Même si beaucoup dépend de la mise en œuvre et de la réponse des entreprises multinationales, une analyse préliminaire suggère que les pays participants qui accueillent d’importants bénéfices d’entreprises faiblement imposés seront les premiers gagnants.

« Les gens ne pensaient pas qu’il fallait récompenser l’Irlande pour être un paradis fiscal », a déclaré Ward. « Mais cela pourrait être une conséquence involontaire. »

Manal Corwin, responsable de la fiscalité à l’OCDE, a déclaré au Financial Times que suivre les recettes supplémentaires dans les premiers stades ne représenterait qu’un « instantané » des réformes.

« Cela va évoluer avec le temps », a-t-elle déclaré. « L’empreinte future est la valeur de ce qui est livré. » Corwin a déclaré qu’en éliminant les distorsions du système, elle espérait en fin de compte que davantage d’impôts seraient payés « là où se déroulent les activités économiques ».

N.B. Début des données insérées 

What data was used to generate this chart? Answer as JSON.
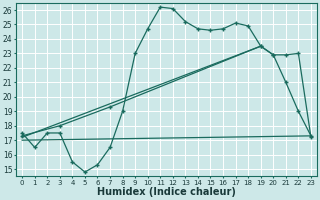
{
  "xlabel": "Humidex (Indice chaleur)",
  "background_color": "#cde8e8",
  "line_color": "#1a6b5e",
  "xlim": [
    -0.5,
    23.5
  ],
  "ylim": [
    14.5,
    26.5
  ],
  "xticks": [
    0,
    1,
    2,
    3,
    4,
    5,
    6,
    7,
    8,
    9,
    10,
    11,
    12,
    13,
    14,
    15,
    16,
    17,
    18,
    19,
    20,
    21,
    22,
    23
  ],
  "yticks": [
    15,
    16,
    17,
    18,
    19,
    20,
    21,
    22,
    23,
    24,
    25,
    26
  ],
  "line1_x": [
    0,
    1,
    2,
    3,
    4,
    5,
    6,
    7,
    8,
    9,
    10,
    11,
    12,
    13,
    14,
    15,
    16,
    17,
    18,
    19,
    20,
    21,
    22,
    23
  ],
  "line1_y": [
    17.5,
    16.5,
    17.5,
    17.5,
    15.5,
    14.8,
    15.3,
    16.5,
    19.0,
    23.0,
    24.7,
    26.2,
    26.1,
    25.2,
    24.7,
    24.6,
    24.7,
    25.1,
    24.9,
    23.5,
    22.9,
    21.0,
    19.0,
    17.3
  ],
  "line2_x": [
    0,
    3,
    7,
    19,
    20,
    21,
    22,
    23
  ],
  "line2_y": [
    17.3,
    18.0,
    19.3,
    23.5,
    22.9,
    22.9,
    23.0,
    17.2
  ],
  "line3_x": [
    0,
    23
  ],
  "line3_y": [
    17.0,
    17.3
  ],
  "line4_x": [
    0,
    19
  ],
  "line4_y": [
    17.2,
    23.5
  ],
  "grid_color": "#ffffff",
  "font_size": 7
}
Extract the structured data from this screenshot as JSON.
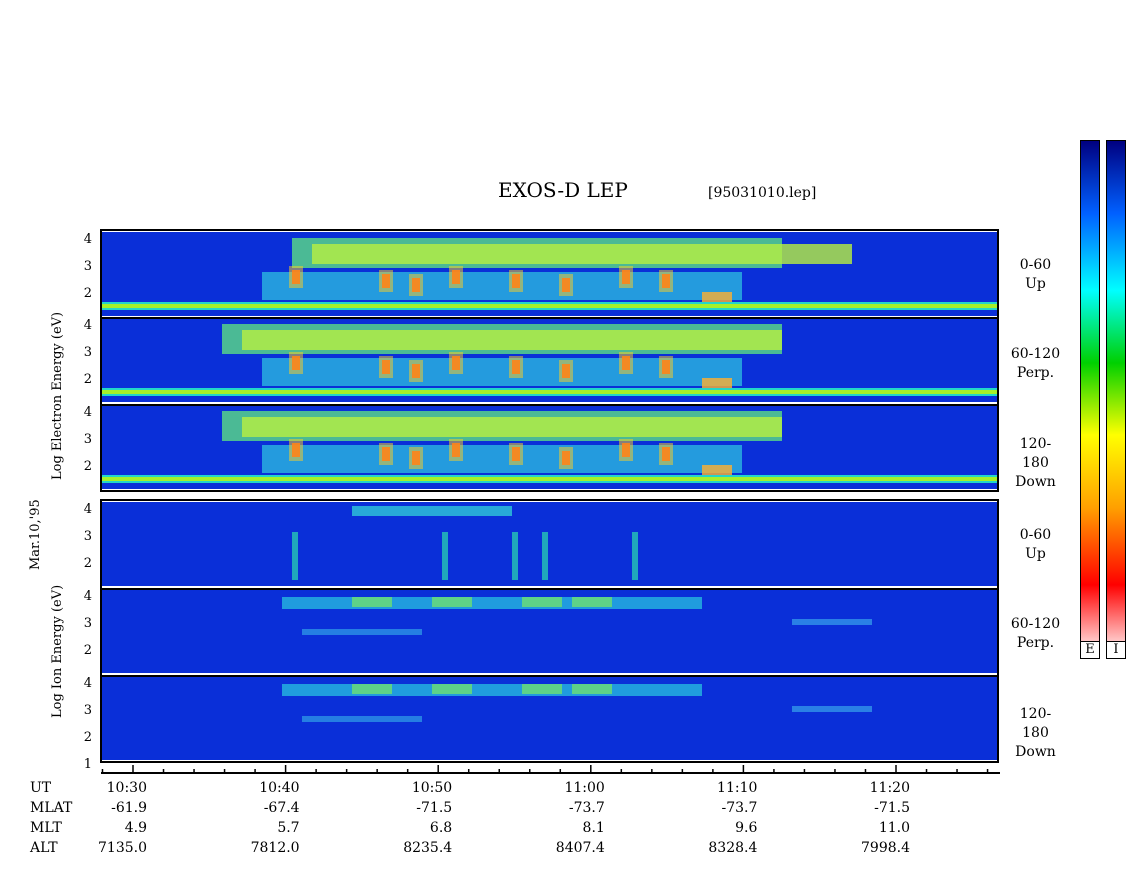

L’introduction des réformes devrait également accroître la concurrence fiscale entre les juridictions par le biais de crédits, de subventions ou de subventions.

Paysage urbain de Dublin
Plusieurs pays longtemps considérés comme des refuges par les multinationales y participeront, dont l’Irlande © Paulo dos Nunes/Bloomberg

L’OCDE a confirmé l’année dernière que le calcul de l’impôt minimum mondial accorderait un traitement plus favorable à certains crédits d’impôt, notamment certains crédits transférables contenus dans la loi américaine sur la réduction de l’inflation.

Will Morris, responsable de la politique fiscale mondiale chez PwC US, a déclaré que les pôles d’investissement seraient susceptibles de collecter des recettes fiscales supplémentaires dans le cadre du nouveau régime et de « les redonner aux entreprises » via une autre branche du gouvernement.

« La concurrence fiscale ne disparaîtra pas – elle se déplacera vers les subventions et les crédits », a déclaré Morris.

Cette dynamique conduirait à ce que de nombreux pays collectent un montant d’impôts inférieur à ce que prévoyait l’OCDE, a estimé Morris, et il craignait que les entreprises ne soient blâmées. « Les pays seront plus angoissés par le fait que les entreprises ont à nouveau planifié leurs impôts plutôt que par les estimations de revenus erronées », a-t-il déclaré.

D’autres exemptions ont été incluses lors des négociations sur l’accord, comme une exclusion pour la « substance », afin que les règles ne découragent pas les investissements dans des actifs corporels tels que des usines de fabrication et des machines.

Cette exclusion a suscité des critiques car elle pourrait permettre aux entreprises de payer un impôt inférieur à 15 pour cent si elles ont une activité réelle suffisante dans des pays à faible fiscalité.

Valentin Bendlinger, un universitaire spécialisé dans l’impôt minimum mondial, a déclaré que même si les règles complexes rendaient ses effets sur les recettes incertains, il s’attendait à « un monstre de conformité tant pour les administrations fiscales que pour les multinationales ».